La proposition de loi sur la réforme de la gouvernance du football professionnel sera examinée le 18 mai à l’Assemblée nationale. Le président de la FFF, Philippe Diallo, s’en félicite.
Votée au Sénat en juin dernier, la proposition de loi sur la réforme de la gouvernance du football professionnel a enfin une date d’examen à l’Assemblée nationale, le 18 mai. Un calendrier qui satisfait pleinement Philippe Diallo.

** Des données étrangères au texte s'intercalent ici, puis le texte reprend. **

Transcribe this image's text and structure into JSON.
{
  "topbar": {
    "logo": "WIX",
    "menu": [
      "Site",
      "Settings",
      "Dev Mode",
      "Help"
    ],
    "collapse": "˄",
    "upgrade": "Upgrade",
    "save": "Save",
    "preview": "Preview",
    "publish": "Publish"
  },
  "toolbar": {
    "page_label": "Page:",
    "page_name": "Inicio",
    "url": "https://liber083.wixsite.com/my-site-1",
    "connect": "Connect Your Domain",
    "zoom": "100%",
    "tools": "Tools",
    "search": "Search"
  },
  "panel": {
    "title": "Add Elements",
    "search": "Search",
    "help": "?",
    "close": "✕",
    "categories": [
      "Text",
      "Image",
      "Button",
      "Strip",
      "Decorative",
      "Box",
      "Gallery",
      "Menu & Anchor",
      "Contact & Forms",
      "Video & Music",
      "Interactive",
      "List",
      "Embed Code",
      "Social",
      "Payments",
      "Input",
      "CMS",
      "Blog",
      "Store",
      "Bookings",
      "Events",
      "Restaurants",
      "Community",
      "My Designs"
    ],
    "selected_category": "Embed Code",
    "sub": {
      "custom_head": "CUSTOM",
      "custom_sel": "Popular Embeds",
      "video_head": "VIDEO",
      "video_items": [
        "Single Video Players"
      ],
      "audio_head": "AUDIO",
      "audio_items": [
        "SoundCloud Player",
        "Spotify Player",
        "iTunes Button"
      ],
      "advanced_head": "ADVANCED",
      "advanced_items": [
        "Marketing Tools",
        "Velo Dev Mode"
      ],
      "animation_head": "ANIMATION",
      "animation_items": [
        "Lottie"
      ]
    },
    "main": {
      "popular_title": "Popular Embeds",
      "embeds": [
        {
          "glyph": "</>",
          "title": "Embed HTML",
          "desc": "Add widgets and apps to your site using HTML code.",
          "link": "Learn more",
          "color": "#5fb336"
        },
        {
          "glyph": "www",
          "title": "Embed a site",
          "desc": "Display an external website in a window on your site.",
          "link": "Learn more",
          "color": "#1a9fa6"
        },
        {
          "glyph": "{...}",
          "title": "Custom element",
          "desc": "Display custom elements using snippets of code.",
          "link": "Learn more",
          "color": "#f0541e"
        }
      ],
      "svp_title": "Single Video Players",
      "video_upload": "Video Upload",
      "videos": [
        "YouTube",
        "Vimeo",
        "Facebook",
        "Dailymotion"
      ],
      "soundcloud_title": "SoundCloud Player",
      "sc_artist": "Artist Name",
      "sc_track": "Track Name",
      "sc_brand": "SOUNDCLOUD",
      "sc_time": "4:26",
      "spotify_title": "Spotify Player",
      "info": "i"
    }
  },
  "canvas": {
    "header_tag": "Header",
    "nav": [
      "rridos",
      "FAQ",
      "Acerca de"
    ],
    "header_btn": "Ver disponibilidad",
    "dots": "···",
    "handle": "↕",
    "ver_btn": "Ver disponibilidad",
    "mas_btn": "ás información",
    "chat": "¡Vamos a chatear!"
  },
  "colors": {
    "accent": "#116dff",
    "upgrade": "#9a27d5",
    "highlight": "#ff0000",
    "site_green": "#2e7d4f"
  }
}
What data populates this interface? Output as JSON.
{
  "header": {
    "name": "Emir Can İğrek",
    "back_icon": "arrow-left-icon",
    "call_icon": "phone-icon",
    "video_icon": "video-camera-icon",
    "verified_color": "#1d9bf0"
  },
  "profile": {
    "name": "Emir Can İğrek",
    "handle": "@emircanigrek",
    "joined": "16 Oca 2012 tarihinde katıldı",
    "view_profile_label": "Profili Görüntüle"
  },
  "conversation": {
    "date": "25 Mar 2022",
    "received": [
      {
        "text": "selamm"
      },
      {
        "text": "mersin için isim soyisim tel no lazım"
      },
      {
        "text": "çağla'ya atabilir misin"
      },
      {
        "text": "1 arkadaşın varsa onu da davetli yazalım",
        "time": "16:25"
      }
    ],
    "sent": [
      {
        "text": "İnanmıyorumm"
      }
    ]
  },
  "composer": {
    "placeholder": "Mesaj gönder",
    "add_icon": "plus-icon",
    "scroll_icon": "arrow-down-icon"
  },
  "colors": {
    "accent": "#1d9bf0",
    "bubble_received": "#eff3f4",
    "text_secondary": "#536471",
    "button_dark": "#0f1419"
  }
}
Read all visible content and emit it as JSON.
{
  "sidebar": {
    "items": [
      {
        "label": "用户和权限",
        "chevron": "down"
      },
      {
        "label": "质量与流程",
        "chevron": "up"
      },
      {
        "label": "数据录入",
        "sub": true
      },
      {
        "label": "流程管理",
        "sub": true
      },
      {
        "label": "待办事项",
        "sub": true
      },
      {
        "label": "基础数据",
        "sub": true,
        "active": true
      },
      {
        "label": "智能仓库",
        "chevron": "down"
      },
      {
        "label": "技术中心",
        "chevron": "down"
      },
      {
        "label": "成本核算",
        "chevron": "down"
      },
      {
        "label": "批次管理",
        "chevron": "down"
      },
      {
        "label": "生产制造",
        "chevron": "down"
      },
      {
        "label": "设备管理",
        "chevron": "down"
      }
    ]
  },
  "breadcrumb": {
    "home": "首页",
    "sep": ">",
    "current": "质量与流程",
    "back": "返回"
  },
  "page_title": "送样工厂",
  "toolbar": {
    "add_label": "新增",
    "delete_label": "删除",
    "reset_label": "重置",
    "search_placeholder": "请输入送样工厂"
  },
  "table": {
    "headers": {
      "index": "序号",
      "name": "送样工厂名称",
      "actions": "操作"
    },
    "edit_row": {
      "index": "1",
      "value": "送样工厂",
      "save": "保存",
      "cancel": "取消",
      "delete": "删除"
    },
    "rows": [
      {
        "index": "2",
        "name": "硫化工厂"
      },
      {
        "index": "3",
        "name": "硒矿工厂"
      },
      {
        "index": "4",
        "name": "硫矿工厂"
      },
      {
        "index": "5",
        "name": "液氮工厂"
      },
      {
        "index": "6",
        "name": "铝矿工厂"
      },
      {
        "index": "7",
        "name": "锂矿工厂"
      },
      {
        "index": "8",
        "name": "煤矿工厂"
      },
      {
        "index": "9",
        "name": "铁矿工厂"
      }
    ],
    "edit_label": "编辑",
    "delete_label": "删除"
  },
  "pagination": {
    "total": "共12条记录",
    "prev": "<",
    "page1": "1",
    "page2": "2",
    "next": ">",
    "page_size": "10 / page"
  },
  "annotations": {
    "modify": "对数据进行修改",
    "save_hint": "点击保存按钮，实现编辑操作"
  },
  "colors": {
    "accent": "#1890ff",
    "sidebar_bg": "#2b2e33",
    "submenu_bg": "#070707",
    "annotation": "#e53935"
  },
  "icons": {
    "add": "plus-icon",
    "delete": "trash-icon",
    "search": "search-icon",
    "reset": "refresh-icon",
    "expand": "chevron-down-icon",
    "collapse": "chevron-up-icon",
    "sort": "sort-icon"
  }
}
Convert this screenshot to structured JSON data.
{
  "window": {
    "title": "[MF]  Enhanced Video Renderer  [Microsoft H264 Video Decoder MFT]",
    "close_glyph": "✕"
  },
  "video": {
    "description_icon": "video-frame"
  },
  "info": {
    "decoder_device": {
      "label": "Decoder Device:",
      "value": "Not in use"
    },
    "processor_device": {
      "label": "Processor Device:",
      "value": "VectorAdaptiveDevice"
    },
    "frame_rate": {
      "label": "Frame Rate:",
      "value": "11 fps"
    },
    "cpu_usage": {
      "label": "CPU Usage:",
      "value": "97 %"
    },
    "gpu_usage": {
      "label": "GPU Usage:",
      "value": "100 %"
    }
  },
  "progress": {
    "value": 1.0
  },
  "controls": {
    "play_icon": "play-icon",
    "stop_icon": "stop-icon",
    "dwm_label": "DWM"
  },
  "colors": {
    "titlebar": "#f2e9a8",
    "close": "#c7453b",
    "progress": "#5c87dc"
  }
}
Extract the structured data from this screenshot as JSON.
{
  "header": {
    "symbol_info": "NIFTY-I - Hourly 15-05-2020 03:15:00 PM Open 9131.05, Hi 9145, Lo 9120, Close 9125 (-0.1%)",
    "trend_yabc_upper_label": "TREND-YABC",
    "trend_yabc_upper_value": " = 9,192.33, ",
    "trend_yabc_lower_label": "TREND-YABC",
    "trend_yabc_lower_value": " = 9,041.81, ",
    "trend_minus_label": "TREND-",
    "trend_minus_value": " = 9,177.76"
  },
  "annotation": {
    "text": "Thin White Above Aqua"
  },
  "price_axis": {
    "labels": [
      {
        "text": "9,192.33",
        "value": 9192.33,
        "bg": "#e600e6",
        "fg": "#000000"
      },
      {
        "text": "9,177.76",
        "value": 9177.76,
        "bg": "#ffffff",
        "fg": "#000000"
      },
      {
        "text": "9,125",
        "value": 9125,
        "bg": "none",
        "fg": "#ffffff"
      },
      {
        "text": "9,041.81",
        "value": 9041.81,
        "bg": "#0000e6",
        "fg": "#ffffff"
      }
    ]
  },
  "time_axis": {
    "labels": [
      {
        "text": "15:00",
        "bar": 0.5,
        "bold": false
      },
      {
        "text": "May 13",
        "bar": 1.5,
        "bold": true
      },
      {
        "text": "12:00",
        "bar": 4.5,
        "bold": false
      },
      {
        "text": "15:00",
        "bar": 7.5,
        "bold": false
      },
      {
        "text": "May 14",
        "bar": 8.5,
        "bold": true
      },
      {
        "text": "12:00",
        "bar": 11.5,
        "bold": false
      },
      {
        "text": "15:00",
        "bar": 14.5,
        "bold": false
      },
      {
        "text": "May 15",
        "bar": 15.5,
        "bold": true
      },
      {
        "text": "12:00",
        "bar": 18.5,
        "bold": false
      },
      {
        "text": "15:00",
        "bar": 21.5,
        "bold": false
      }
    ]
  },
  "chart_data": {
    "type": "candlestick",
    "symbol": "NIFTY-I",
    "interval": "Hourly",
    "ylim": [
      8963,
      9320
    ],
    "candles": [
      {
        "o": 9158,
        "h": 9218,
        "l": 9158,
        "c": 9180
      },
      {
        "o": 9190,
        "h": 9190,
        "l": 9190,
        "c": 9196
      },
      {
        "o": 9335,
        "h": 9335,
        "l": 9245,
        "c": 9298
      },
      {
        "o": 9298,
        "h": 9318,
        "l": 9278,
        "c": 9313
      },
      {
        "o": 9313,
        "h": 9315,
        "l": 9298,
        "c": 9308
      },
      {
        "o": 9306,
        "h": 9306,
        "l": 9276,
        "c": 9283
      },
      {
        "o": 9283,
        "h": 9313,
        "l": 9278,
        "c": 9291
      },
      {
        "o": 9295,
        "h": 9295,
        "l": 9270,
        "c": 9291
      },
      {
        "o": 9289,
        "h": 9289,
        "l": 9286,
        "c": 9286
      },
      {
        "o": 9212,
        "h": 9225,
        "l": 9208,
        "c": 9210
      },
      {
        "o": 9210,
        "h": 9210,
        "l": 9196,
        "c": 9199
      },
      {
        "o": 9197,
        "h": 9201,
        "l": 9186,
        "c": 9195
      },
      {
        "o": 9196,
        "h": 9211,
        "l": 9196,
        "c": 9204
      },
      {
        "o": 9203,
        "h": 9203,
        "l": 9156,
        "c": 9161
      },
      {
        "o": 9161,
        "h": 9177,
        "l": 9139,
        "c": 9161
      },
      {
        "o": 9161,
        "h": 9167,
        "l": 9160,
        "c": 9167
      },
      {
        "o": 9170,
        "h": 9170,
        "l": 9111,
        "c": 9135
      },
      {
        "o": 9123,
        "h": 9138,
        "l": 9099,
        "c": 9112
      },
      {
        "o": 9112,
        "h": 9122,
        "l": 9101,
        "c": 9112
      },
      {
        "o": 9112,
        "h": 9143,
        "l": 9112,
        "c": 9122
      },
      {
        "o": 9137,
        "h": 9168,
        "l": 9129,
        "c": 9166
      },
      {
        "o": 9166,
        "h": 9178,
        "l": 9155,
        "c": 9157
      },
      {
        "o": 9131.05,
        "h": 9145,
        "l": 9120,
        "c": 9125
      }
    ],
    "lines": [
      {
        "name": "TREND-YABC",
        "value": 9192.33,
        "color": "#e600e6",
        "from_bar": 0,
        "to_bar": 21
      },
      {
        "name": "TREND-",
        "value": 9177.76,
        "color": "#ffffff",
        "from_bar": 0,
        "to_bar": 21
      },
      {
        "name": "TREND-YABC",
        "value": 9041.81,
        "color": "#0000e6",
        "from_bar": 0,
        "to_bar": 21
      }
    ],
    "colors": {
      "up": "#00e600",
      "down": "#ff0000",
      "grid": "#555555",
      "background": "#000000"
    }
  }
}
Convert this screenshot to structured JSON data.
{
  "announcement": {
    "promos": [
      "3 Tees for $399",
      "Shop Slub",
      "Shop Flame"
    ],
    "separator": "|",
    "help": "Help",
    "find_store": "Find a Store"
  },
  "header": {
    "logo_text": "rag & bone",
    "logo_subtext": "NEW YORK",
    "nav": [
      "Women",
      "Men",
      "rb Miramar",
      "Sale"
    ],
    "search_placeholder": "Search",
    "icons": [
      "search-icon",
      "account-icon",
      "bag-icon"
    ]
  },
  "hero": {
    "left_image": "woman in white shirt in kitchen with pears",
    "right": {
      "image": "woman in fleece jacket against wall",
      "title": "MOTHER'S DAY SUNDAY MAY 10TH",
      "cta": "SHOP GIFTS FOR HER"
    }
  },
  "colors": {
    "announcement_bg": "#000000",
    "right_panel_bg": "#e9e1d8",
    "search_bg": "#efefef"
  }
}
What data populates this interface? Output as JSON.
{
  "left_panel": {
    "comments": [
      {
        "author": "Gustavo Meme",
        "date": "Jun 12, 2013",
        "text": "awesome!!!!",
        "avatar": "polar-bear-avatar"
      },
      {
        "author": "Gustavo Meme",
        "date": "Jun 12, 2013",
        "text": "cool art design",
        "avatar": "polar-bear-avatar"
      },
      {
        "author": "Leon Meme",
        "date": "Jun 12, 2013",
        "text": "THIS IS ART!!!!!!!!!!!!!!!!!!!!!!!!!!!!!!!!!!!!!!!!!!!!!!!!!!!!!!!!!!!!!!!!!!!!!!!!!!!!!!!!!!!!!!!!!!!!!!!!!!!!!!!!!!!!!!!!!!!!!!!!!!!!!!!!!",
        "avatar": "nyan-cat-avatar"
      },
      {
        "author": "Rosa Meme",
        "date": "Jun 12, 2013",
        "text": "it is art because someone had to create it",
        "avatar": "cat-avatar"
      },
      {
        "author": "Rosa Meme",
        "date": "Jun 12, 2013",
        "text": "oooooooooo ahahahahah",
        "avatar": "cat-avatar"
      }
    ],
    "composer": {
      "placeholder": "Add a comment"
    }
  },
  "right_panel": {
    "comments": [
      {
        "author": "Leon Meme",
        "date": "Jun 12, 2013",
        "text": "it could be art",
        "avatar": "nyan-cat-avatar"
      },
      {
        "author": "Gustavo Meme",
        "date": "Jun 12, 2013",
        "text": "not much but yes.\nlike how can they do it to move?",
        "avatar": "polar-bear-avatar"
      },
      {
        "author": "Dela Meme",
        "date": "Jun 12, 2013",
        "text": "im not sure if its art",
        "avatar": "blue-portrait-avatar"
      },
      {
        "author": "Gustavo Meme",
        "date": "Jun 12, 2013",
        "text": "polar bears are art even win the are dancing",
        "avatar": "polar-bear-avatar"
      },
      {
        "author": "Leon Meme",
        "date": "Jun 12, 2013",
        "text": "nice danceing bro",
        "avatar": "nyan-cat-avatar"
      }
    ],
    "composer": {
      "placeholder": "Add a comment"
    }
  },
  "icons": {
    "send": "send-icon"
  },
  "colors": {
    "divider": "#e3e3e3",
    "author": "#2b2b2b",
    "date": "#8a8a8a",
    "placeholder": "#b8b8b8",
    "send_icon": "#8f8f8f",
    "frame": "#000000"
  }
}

« Ce texte comprend des dispositions très importantes pour notre football, sur le piratage, qui est extrêmement négatif pour la valorisation de nos droits, sur le football féminin et sur la gouvernance du secteur professionnel », a-t-il détaillé à L’Équipe.
« Notre position est d’avoir une unité »
Le président de la FFF se montre optimiste sur la suite : « Le 18 mai ne sera pas le terme définitif, puisqu’il a de grandes chances qu’il y ait une commission mixte paritaire dans la foulée. Mais d’ici au mois de juin, nous devrions avoir une promulgation de cette PPL (proposition de loi). C’est une étape qui va permettre une modernisation de notre football professionnel. » La réforme, en tout état de cause, ne s’appliquera pas dès la saison prochaine.
Le texte prévoit la transformation de la LFP en société de clubs, avec les clubs et le fonds CVC comme actionnaires, et un renforcement du rôle de la Fédération. Mais FFF, LFP et clubs ne partagent pas encore la même vision sur la répartition des pouvoirs. « Notre position est d’avoir une unité pour pouvoir se présenter avec des positions qui soient communes », a insisté Diallo.
Cette petite révolution devrait donc aboutir au départ définitif de Vincent Labrune. Le quotidien sportif précise que l’Orléanais y est lui-même favorable, possiblement pour pouvoir passer la main sans donner le sentiment d’abandonner un navire en mauvaise posture. Comme si rien de ce qui est advenu sous sa présidence n’était de sa responsabilité.